Daily News Article   —   Posted on May 1, 2009

Justice Souter in July 2008(by Audrey Hudson and Stephen Dinan, WashingtonTimes.com) – Supreme Court Justice David H. Souter has informed the White House he plans to retire at the end of the session in June, providing President Barack Obama his first opening to nominate his own choice to the high court.

Justice Souter and Supreme Court officials are not commenting, but NBC News and the Associated Press say their sources confirm the 69-year-old New Hampshire resident plans to leave Washington and return home.

NPR first reported late Thursday that Justice Souter was stepping down and said he would remain on the court until a successor is confirmed by the Senate.

“Legal Washington’s best-kept secret leaked this afternoon,” Thomas C. Goldstein wrote on SCOTUSBlog, a premier site for covering the Supreme Court. Mr.
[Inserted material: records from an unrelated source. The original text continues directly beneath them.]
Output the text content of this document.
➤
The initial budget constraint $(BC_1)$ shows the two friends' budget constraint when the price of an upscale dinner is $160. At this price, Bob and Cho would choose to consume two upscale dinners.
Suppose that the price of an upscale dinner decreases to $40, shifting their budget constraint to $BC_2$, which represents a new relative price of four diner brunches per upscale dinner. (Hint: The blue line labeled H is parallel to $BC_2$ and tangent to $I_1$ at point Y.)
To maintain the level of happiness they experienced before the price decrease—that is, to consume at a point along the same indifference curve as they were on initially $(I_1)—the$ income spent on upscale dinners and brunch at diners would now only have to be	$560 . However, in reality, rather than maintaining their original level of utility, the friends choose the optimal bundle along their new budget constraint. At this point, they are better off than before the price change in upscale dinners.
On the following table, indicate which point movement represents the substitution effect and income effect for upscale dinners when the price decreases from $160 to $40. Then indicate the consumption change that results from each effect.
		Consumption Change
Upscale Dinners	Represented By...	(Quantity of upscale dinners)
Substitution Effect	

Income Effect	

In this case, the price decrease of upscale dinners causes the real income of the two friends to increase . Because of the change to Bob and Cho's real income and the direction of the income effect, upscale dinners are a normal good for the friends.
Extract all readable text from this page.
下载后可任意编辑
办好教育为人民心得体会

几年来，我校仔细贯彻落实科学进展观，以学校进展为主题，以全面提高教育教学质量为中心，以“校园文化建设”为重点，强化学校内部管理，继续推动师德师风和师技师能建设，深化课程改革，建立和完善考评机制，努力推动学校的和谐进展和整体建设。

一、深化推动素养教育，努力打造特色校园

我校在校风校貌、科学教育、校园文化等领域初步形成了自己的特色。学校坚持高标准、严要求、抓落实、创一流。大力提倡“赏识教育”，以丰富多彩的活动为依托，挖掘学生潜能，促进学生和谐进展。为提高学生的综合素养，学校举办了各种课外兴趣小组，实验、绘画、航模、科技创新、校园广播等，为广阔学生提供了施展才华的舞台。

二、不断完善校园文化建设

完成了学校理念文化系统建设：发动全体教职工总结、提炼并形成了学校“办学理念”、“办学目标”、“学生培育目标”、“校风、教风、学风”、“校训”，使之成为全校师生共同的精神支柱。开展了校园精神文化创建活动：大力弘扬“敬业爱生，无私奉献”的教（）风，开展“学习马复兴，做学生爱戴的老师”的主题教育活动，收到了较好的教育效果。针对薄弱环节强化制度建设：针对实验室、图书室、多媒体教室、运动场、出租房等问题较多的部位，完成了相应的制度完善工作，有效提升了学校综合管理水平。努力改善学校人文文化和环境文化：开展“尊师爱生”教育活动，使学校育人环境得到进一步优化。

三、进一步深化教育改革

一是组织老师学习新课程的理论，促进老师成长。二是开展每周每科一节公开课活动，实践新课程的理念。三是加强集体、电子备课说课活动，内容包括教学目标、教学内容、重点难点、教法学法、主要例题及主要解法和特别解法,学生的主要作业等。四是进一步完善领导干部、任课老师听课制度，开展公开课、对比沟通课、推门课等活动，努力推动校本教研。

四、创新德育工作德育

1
Goldstein founded the blog and is a founding partner in a firm that specializes in Supreme Court litigation.

“That fact or presumed fact, given how the message was communicated to the White House was very closely held there, at the Senate, and at the Court closely enough that preparations for the nomination of a successor were substantially restrained among a group that not only was under strict orders but also genuinely appreciated both the Justices privacy and his efforts to signal his intentions in advance to the President and the Senate Judiciary Committee,” Mr. Goldstein wrote.

Though Justice Souter was nominated by President George H.W. Bush [a Republican], his voting record leaned left as he often sided with the more liberal justices on the court.

His replacement is not expected to change the political split on the bench.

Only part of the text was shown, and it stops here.